Cito Gaston, the man who was at the helm during the Jays’ ‘glory years’ of the late 80’s/early 90’s, has been back with his old team for nearly a year now. Despite any competitive differences that Gruber had with his former manager, he’s always been very supportive publicly of Gaston.

And that’s not all. A little-known fact is that Gruber was one of the strong voices in the 80’s in favour of Gaston taking over asgruber2 manager in the first place. In the book Diamond Dreams: 20 Years of Blue Jays Baseball, author Stephen Brunt points out that when Gaston took over as interim manager following the firing of Jimy Williams, he wasn’t sure if he wanted to remain in that capacity. The Jays’ management was looking for a new full-time guy when they decided Cito might just be the right man for the job. They offered it to him.

“The players wanted me to stay on,” Gaston said. They came to me – Gruber was one of them – after we were starting to win a little bit. They said, ‘Why don’t you stay on?’”

“Yeah, that’s about how it happened,” says Gruber today. “Cito is a player’s manager, and we were winning. Like the old saying goes, ‘if it’s not broke, don’t fix it.’”

And there’s no doubt in Gruber’s mind that his old manager can take the Blue Jays back to the playoffs in the next few years.

“Absolutely,” he said matter-of-factly when posed with the question.

But will the ‘glory years’ return? If the Jays become consistent winners once again, will the fans come back and fill the stadium? It’s hard to say, Gruber says. But he thinks they’re on the right track.

“Winning always helps,” he said. “And this is what they are doing since Cito, Tenace and Beeston have been back.”

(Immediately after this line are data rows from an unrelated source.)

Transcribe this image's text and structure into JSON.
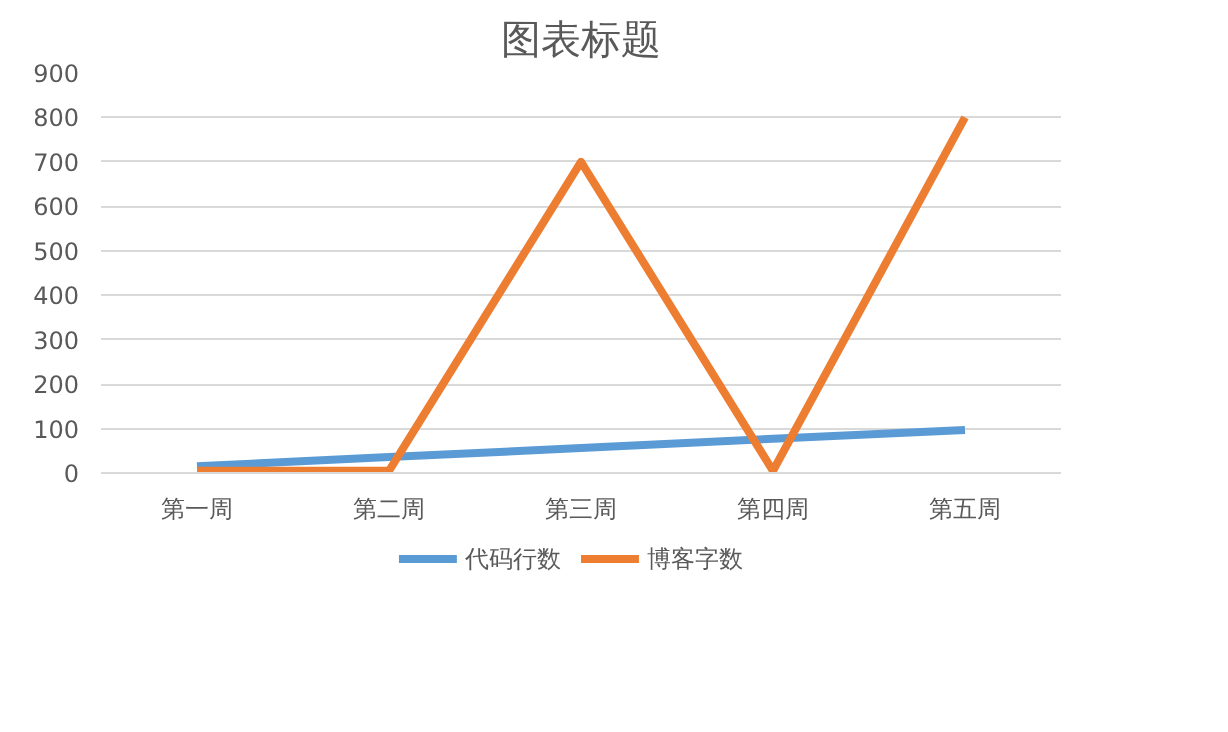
{
  "chart_data": {
    "type": "line",
    "title": "图表标题",
    "categories": [
      "第一周",
      "第二周",
      "第三周",
      "第四周",
      "第五周"
    ],
    "series": [
      {
        "name": "代码行数",
        "color": "#5b9bd5",
        "values": [
          15,
          36,
          56,
          77,
          97
        ]
      },
      {
        "name": "博客字数",
        "color": "#ed7d31",
        "values": [
          5,
          5,
          700,
          5,
          800
        ]
      }
    ],
    "ylim": [
      0,
      900
    ],
    "yticks": [
      0,
      100,
      200,
      300,
      400,
      500,
      600,
      700,
      800,
      900
    ],
    "grid": "y",
    "legend": "bottom",
    "line_style": "solid",
    "marker": "none"
  }
}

Still, Gruber says it was a unique situation the Blue Jays found themselves in back when they were the hot ticket in Toronto, packing the house and setting attendance records in the process.

“We had never won it before,” Gruber said. “It was relatively new, and it’d been dry from no championships from the Leafs.”


So what’s Gruber up to these days?

Well, aside from making appearances at the Rogers Centre, he’s busy planning the future of his new venture, Gruber Sports, a sports entertainment company that will provide baseball clinics across Canada.

And we mean busy. His first clinic is scheduled for June 27th – July 3rd in St. John’s, Newfoundland. Click here to check out a commercial for this first clinic. Meanwhile, the five year strategic plan includes clinics in Toronto, Montreal, Halifax, Saint John, Winnipeg, Vancouver, Charlottetown, Saskatoon and Calgary. 

“The company came to be to fill the need for professional baseball clinics,” Gruber said. His goals are to raise the awareness level of baseball in Canada for children and youth, and to entice youth to continue their interest and build their confidence and abilities in the sport.

Gruber thinks that his clinics will help continue a trend towards more Canadian players having success in both amateur and professional baseball in the future.

“Knowledge is valuable,” Gruber said. “With the great coaches I’ve had, it’s just a matter of passing it on.”

A portion of the proceeds to Gruber Sports baseball clinics will be donated to charities dedicated to improving the physical, emotional, and mental well being of Canadian at-risk children and youth.

As a player during those ‘glory years,’ Gruber gave a lot to the baseball community in Canada – to both players and fans alike. Now, with the launch of Gruber Sports Entertainment, it appears as if he’ll get the chance to do so once again.